Ah, our dear old science! Foucault, in The Archaeology of Knowledge and later in The History of Sexuality, Volume I: The Will to Knowledge, showed with great lucidity how every form of knowledge is also a device of power. Science never exists in a neutral vacuum. It is produced within institutions, languages, interests, economies, and hierarchies. This does not mean denying its value, but recognizing that science, too, sees through its own apparatuses. And often it sees what power allows it, asks it, or funds it to see.

In the case of contemporary longevity, what much of medicine seems to see is, above all, one thing: the market.

It is enough to walk into a pharmacy and observe the shelves, the products, the promises, the packaging, the recurring words: energy, immunity, anti-ageing, performance, detox, regeneration. Everything seems to suggest that the body is always lacking, always deficient, always in need of optimization, always waiting to be corrected.

Then, suddenly, true longevity — the real kind, observed and documented in the Blue Zones — emerges and tears through the falsehood of this imaginary. Because none of the long-lived people encountered in the most authentic contexts of longevity relies on the discoveries that the market now sells as elixirs. No one lives to a hundred because they take the perfect molecule, the miraculous compound, the ultimate supplement, or the definitive genetic test.

There is no single “thing” that can guarantee longevity: No isolated food. No molecule. No protocol. No compound. No longevity gene.

 

There is, instead, a "how". A way of being in the world. A way of inhabiting the body. A way of living time. A way of relating to others. A way of belonging to an environment. And this is where the whole discourse changes radically.

Because this “how” does indeed have a cost. But it is a cost with a minus sign. It does not consist in adding, buying, accumulating, enhancing. It consists in removing. Removing everything that is excessive. Yes, remove the make-up, the perfumes, the accessories, the jewels, the car as a symbol of status, useless comforts, processed food, empty chatter, the people who drain your energy, mental schemes, conceptual cages, the superfluous products of modernity.

Remove luxury, even the small, daily, seemingly harmless kind.

Remove also pressure, anxiety, performance, the cult of the performing body, useless jobs, social media, complacency, the need to appear, the need to please, the need to dominate. Remove the very idea of power. Remove the idea that money can save us. Remove everything that is truly inessential.

Does it sound utopian? Perhaps. Does it seem impossible? Certainly, especially for those who fear that, once all this has been removed, they will find nothing left. Neither within themselves, nor outside themselves. But this is precisely where the decisive question begins.

 

Longevity, as emerges from anthropological research and from observations conducted in the contexts where it truly manifests, does not arise from accumulation, but from coherence. It arises from the ability to establish a deep relationship between the body, the environment, the community, and time. Longevity is not a product. It is not a performance. It is not a technology.
It is not a luxury. It is not a biological privilege that can be purchased. 

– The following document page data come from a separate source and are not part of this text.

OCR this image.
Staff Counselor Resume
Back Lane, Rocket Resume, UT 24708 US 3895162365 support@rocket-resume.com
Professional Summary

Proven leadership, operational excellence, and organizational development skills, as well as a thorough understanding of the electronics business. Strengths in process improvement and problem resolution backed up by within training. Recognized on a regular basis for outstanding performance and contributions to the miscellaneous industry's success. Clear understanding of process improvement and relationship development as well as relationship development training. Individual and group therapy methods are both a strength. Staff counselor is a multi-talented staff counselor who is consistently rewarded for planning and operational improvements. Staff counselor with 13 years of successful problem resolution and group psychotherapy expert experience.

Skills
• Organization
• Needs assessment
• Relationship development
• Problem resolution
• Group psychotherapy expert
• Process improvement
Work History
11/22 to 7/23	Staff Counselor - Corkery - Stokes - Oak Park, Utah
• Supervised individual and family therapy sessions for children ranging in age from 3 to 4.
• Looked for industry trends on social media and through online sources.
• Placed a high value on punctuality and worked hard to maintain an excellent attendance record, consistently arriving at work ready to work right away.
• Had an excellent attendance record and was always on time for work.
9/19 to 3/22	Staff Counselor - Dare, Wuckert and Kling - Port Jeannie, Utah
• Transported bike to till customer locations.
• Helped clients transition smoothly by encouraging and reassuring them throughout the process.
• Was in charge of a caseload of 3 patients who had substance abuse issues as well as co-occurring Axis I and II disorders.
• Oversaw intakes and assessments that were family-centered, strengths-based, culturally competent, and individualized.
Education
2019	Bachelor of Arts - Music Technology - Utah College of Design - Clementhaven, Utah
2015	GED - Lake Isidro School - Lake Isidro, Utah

It is an embodied form of coherence.  It is the recognition of ourselves as interdependent, vulnerable, symbiotic beings, rooted in a natural and cultural environment. It is the capacity not to live against our body, against our time, against our place, against our own measure.

 

The Blue Zones show us precisely this: not a recipe, but an ecology of existence. Not a secret to be patented, but a form of life. Not an elixir, but a relationship.

This is why true longevity cannot be bought: it must be freed.

Life resonates and expands only when we stop burying it beneath layers of superstructure. Only when we remove enough to finally hear what remains. And what remains, if we have the courage to reach it, may be the only true form of longevity possible: a life less full of things, but more full of meaning.